Discours du 11 novembre 2001

La guerre de 1914-1918 marque un tournant fondateur dans l'histoire des nations. C'est la fin du XIXème siècle, le début de l'ère moderne.

Dès la fin de 1914, la France était en partie occupée par l'ennemi ; les moyens de son industrie de guerre et sa survie, les houillères du Nord, le fer de Lorraine, l'Alsace, la Moselle, étaient sous la botte prussienne. C'est l'effort gigantesque de la nation française tout entière, de ses femmes qu'est venu le complément du sang versé par les soldats.

Notre volonté de ne pas oublier est manifeste : car dans la grande hécatombe qui a saigné la jeunesse française, nous avons tous perdu au moins un membre de notre famille.

Lequel, parmi ces millions d'hommes âgés de vingt à quarante ans, partis en août 14 pour une guerre dont ils pensaient qu'elle serait teminée en quelques mois, lequel pouvait imaginer qu'un million quatre cent mille ne reviendraient jamais, et qu'un million cent vingt mille d'entre eux seraient mutilés, que certains n'auraient plus d'yeux pour revoir leur foyer, que d'autres n'auraient plus de jambes pour courir vers leurs familles, que d'autres n'auraient plus de bras pour étreindre leur épouse et leurs enfants, lequel s'imaginait qu'il croiserait 600 000 veuves et 980 000 orphelins.

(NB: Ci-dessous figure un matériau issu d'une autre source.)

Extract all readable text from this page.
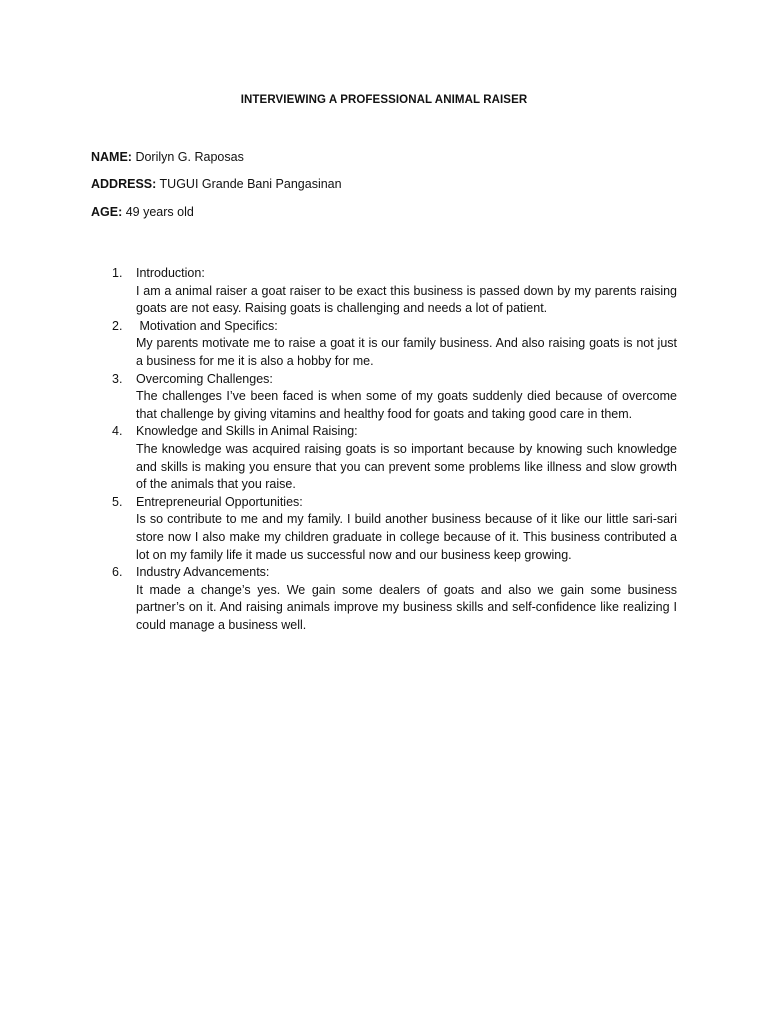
INTERVIEWING A PROFESSIONAL ANIMAL RAISER
NAME: Dorilyn G. Raposas
ADDRESS: TUGUI Grande Bani Pangasinan
AGE: 49 years old
1. Introduction:
I am a animal raiser a goat raiser to be exact this business is passed down by my parents raising goats are not easy. Raising goats is challenging and needs a lot of patient.
2. Motivation and Specifics:
My parents motivate me to raise a goat it is our family business. And also raising goats is not just a business for me it is also a hobby for me.
3. Overcoming Challenges:
The challenges I’ve been faced is when some of my goats suddenly died because of overcome that challenge by giving vitamins and healthy food for goats and taking good care in them.
4. Knowledge and Skills in Animal Raising:
The knowledge was acquired raising goats is so important because by knowing such knowledge and skills is making you ensure that you can prevent some problems like illness and slow growth of the animals that you raise.
5. Entrepreneurial Opportunities:
Is so contribute to me and my family. I build another business because of it like our little sari-sari store now I also make my children graduate in college because of it. This business contributed a lot on my family life it made us successful now and our business keep growing.
6. Industry Advancements:
It made a change’s yes. We gain some dealers of goats and also we gain some business partner’s on it. And raising animals improve my business skills and self-confidence like realizing I could manage a business well.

La grande douleur doit rassembler les Français en deuil. Les morts sont tous confondus dans la même gloire, du simple fantassin à l'officier chargeant à la tête des troupes.

Les poilus ont connu un mélange de grandeur, de naïveté, d'horreur, de banalisation de l'atroce, de joies, car il y en eut, d'autant plus fortes que l'on pouvait perdre la vie à tout instant.

Commémorer le 11 novembre, c'est accomplir notre devoir de mémoire à l'égard de ceux qui nous ont légué les valeurs républicaines et donné des repères moraux pour l'approche d'un avenir que l'on veut toujours meilleur et solidaire.

Le 11 novembre est le symbole d'une victoire : victoire de la démocratie, mais aussi victoire de la paix sur une désastreuse guerre civile européenne, entraînant une grande partie du monde dans son malheur.

Une Europe de paix et de liberté, unie par la seule volonté des nations qui la composent, demeure une garantie précieuse contre la répétition d'un tel désastre, l'histoire d'aujourd'hui en assure la démonstration.

S'il est vrai que les hommes meurent deux fois, la première fois le jour de leur décés, la seconde fois lorsque plus personne ne parle d'eux, ayons garde de toujours préserver leur souvenir.